Dark Victory by George Brewer Jr. and Bertram Bloch. Directed by Robert Milton. Scenery by Robert Edmond Jones. Costumes by Elsa Schiaparelli. Opened at the Plymouth Theater on November 7, 1934, and closed on December 29, 1934.
Judith Traherne………………Tallulah Bankhead
Dr. Frederick Steele………….Earle Larimore
Alden Blaine…………............Ann Andrews
Josie………………................Myra Hampton
Leslie Clarke…………...........Dwight Fiske
Dr. Parsons…………….........Frederick Leister
Miss Wainwright……………..Mildred Wall
Miss Jenny………….............Helen Strickland
Michael……………...............Edgar Norfolk
Postman…………….............Lewis Dayton
This play made the rounds of Broadway and Hollywood, with Tallulah Bankhead rejecting it as a screen vehicle and Katharine Hepburn initially agreeing to play it in summer stock before changing her mind. Then Jock Whitney convinced Bankhead, his sometime-lover, to star in a Broadway production, telling her that Maxwell Anderson had doctored the script.
The play, which Robert Benchley described as “Camille without all the coughing,” was a four-handkerchief weeper about a spoiled, hedonistic socialite who discovers she has not long to live. (One newspaper reported that several members of the first-night audience passed out due to the intensely realistic medical examination scene.) She falls in love with her doctor and mends her wicked ways before succumbing bravely to her fate.

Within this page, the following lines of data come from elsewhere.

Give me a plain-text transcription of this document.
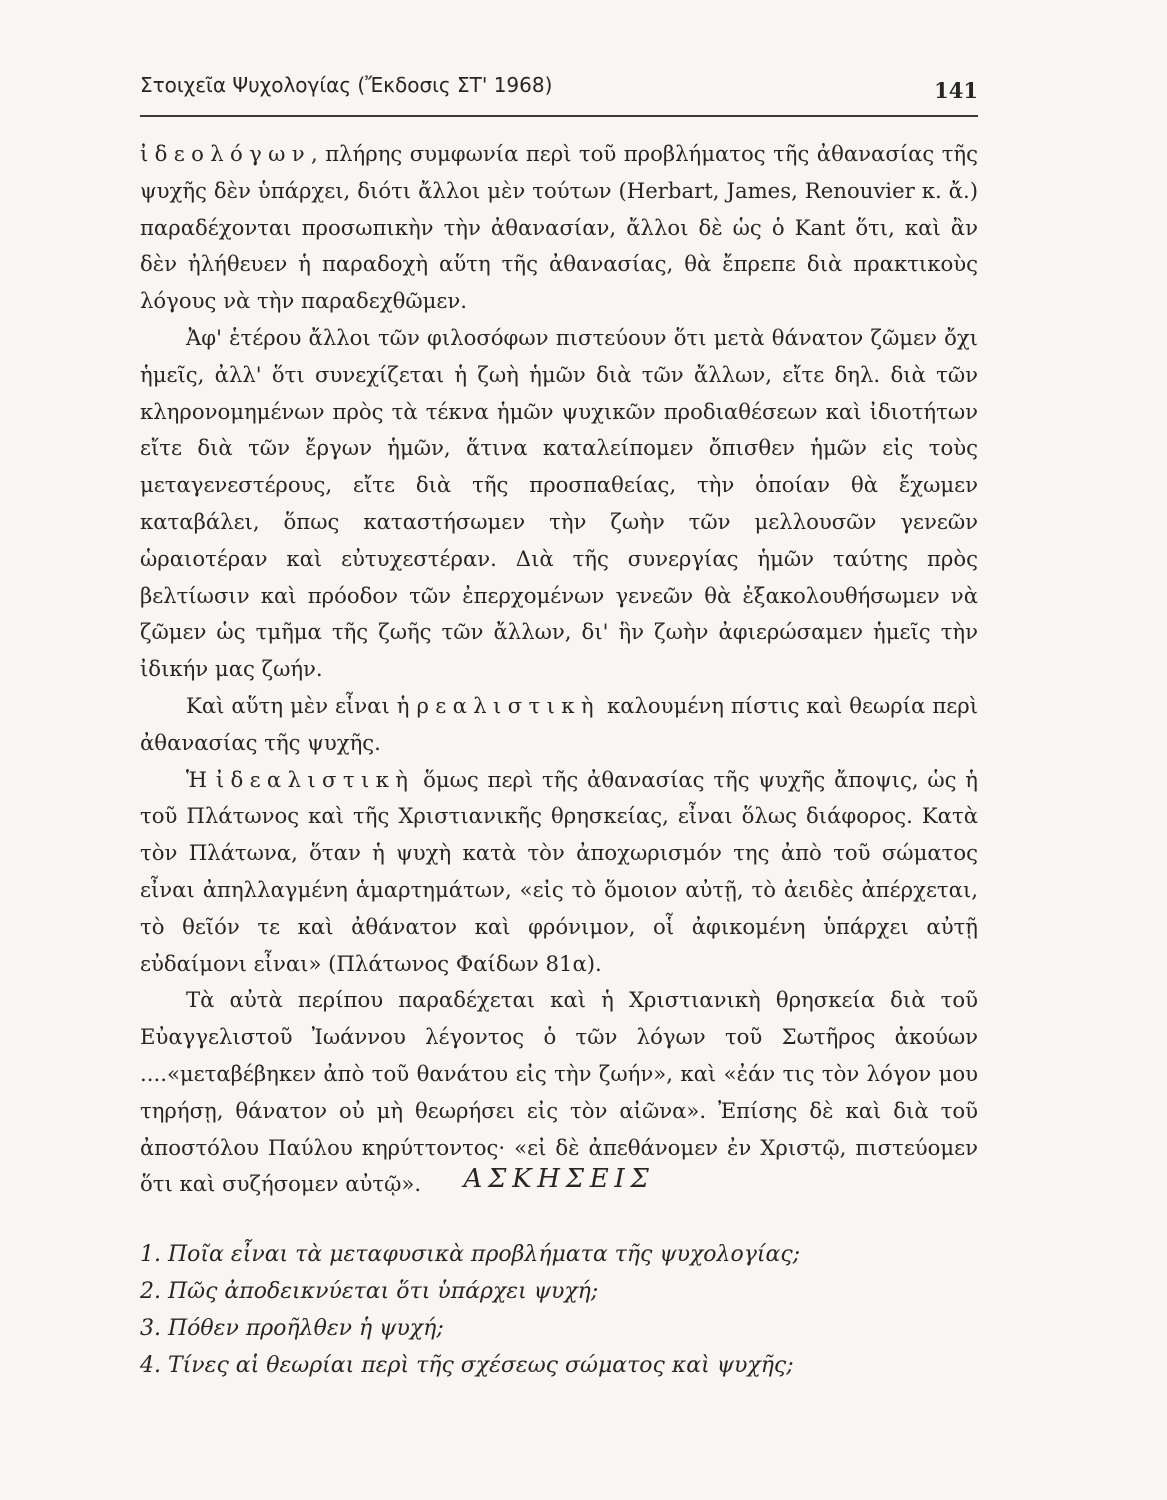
Στοιχεῖα Ψυχολογίας (Ἔκδοσις ΣΤ' 1968)	141

ἰδεολόγων, πλήρης συμφωνία περὶ τοῦ προβλήματος τῆς ἀθανασίας τῆς ψυχῆς δὲν ὑπάρχει, διότι ἄλλοι μὲν τούτων (Herbart, James, Renouvier κ. ἄ.) παραδέχονται προσωπικὴν τὴν ἀθανασίαν, ἄλλοι δὲ ὡς ὁ Kant ὅτι, καὶ ἂν δὲν ἠλήθευεν ἡ παραδοχὴ αὕτη τῆς ἀθανασίας, θὰ ἔπρεπε διὰ πρακτικοὺς λόγους νὰ τὴν παραδεχθῶμεν.

Ἀφ' ἑτέρου ἄλλοι τῶν φιλοσόφων πιστεύουν ὅτι μετὰ θάνατον ζῶμεν ὄχι ἡμεῖς, ἀλλ' ὅτι συνεχίζεται ἡ ζωὴ ἡμῶν διὰ τῶν ἄλλων, εἴτε δηλ. διὰ τῶν κληρονομημένων πρὸς τὰ τέκνα ἡμῶν ψυχικῶν προδιαθέσεων καὶ ἰδιοτήτων εἴτε διὰ τῶν ἔργων ἡμῶν, ἅτινα καταλείπομεν ὄπισθεν ἡμῶν εἰς τοὺς μεταγενεστέρους, εἴτε διὰ τῆς προσπαθείας, τὴν ὁποίαν θὰ ἔχωμεν καταβάλει, ὅπως καταστήσωμεν τὴν ζωὴν τῶν μελλουσῶν γενεῶν ὡραιοτέραν καὶ εὐτυχεστέραν. Διὰ τῆς συνεργίας ἡμῶν ταύτης πρὸς βελτίωσιν καὶ πρόοδον τῶν ἐπερχομένων γενεῶν θὰ ἐξακολουθήσωμεν νὰ ζῶμεν ὡς τμῆμα τῆς ζωῆς τῶν ἄλλων, δι' ἣν ζωὴν ἀφιερώσαμεν ἡμεῖς τὴν ἰδικήν μας ζωήν.

Καὶ αὕτη μὲν εἶναι ἡ ρεαλιστικὴ καλουμένη πίστις καὶ θεωρία περὶ ἀθανασίας τῆς ψυχῆς.

Ἡ ἰδεαλιστικὴ ὅμως περὶ τῆς ἀθανασίας τῆς ψυχῆς ἄποψις, ὡς ἡ τοῦ Πλάτωνος καὶ τῆς Χριστιανικῆς θρησκείας, εἶναι ὅλως διάφορος. Κατὰ τὸν Πλάτωνα, ὅταν ἡ ψυχὴ κατὰ τὸν ἀποχωρισμόν της ἀπὸ τοῦ σώματος εἶναι ἀπηλλαγμένη ἁμαρτημάτων, «εἰς τὸ ὅμοιον αὐτῇ, τὸ ἀειδὲς ἀπέρχεται, τὸ θεῖόν τε καὶ ἀθάνατον καὶ φρόνιμον, οἷ ἀφικομένη ὑπάρχει αὐτῇ εὐδαίμονι εἶναι» (Πλάτωνος Φαίδων 81α).

Τὰ αὐτὰ περίπου παραδέχεται καὶ ἡ Χριστιανικὴ θρησκεία διὰ τοῦ Εὐαγγελιστοῦ Ἰωάννου λέγοντος ὁ τῶν λόγων τοῦ Σωτῆρος ἀκούων ....«μεταβέβηκεν ἀπὸ τοῦ θανάτου εἰς τὴν ζωήν», καὶ «ἐάν τις τὸν λόγον μου τηρήσῃ, θάνατον οὐ μὴ θεωρήσει εἰς τὸν αἰῶνα». Ἐπίσης δὲ καὶ διὰ τοῦ ἀποστόλου Παύλου κηρύττοντος· «εἰ δὲ ἀπεθάνομεν ἐν Χριστῷ, πιστεύομεν ὅτι καὶ συζήσομεν αὐτῷ».	ΑΣΚΗΣΕΙΣ
1. Ποῖα εἶναι τὰ μεταφυσικὰ προβλήματα τῆς ψυχολογίας;
2. Πῶς ἀποδεικνύεται ὅτι ὑπάρχει ψυχή;
3. Πόθεν προῆλθεν ἡ ψυχή;
4. Τίνες αἱ θεωρίαι περὶ τῆς σχέσεως σώματος καὶ ψυχῆς;
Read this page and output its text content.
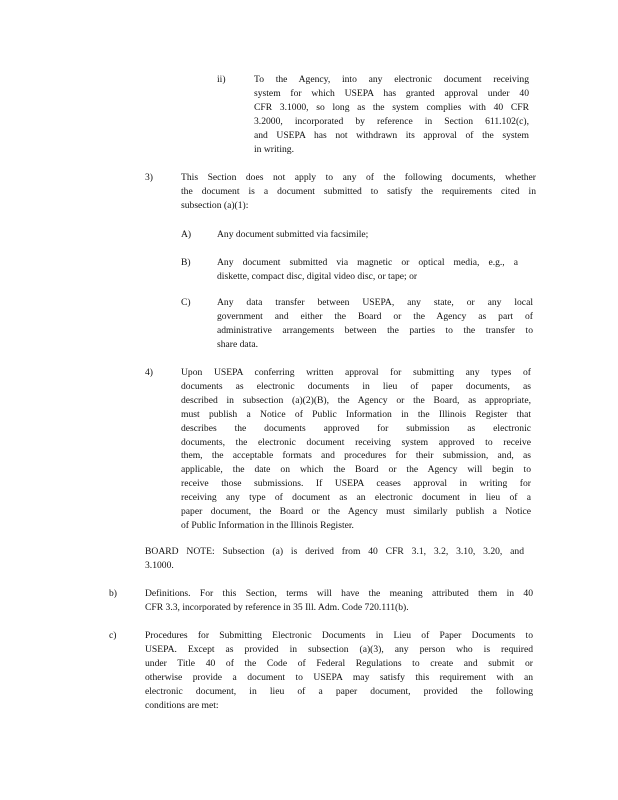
ii)	To the Agency, into any electronic document receiving
system for which USEPA has granted approval under 40
CFR 3.1000, so long as the system complies with 40 CFR
3.2000, incorporated by reference in Section 611.102(c),
and USEPA has not withdrawn its approval of the system
in writing.
3)	This Section does not apply to any of the following documents, whether
the document is a document submitted to satisfy the requirements cited in
subsection (a)(1):
A)	Any document submitted via facsimile;
B)	Any document submitted via magnetic or optical media, e.g., a
diskette, compact disc, digital video disc, or tape; or
C)	Any data transfer between USEPA, any state, or any local
government and either the Board or the Agency as part of
administrative arrangements between the parties to the transfer to
share data.
4)	Upon USEPA conferring written approval for submitting any types of
documents as electronic documents in lieu of paper documents, as
described in subsection (a)(2)(B), the Agency or the Board, as appropriate,
must publish a Notice of Public Information in the Illinois Register that
describes the documents approved for submission as electronic
documents, the electronic document receiving system approved to receive
them, the acceptable formats and procedures for their submission, and, as
applicable, the date on which the Board or the Agency will begin to
receive those submissions. If USEPA ceases approval in writing for
receiving any type of document as an electronic document in lieu of a
paper document, the Board or the Agency must similarly publish a Notice
of Public Information in the Illinois Register.
BOARD NOTE: Subsection (a) is derived from 40 CFR 3.1, 3.2, 3.10, 3.20, and
3.1000.
b)	Definitions. For this Section, terms will have the meaning attributed them in 40
CFR 3.3, incorporated by reference in 35 Ill. Adm. Code 720.111(b).
c)	Procedures for Submitting Electronic Documents in Lieu of Paper Documents to
USEPA. Except as provided in subsection (a)(3), any person who is required
under Title 40 of the Code of Federal Regulations to create and submit or
otherwise provide a document to USEPA may satisfy this requirement with an
electronic document, in lieu of a paper document, provided the following
conditions are met:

Dark Victory received generally good reviews, especially for Bankhead’s performance, but did not do well at the box office. Variety thought that Depression audiences wanted lighthearted entertainment to make them forget the grim realities of life: “Tragedy has a place in the theatre, but it seems so much vexation has plagued the people that they prefer to be amused instead of going through an ordeal.” Regardless, the play ran only 51 performances because Bankhead discovered that she, too, had a life-threatening illness (unlike the play’s heroine, she recovered).
One person who caught the play during its brief run was Bette Davis. She persuaded Warner Brothers to produce a film version, with George Brent (with whom she was having an affair) as the doctor. Davis openly admitted to having emulated Bankhead’s performance. She was nominated for an Oscar but lost to Vivien Leigh in Gone With the Wind.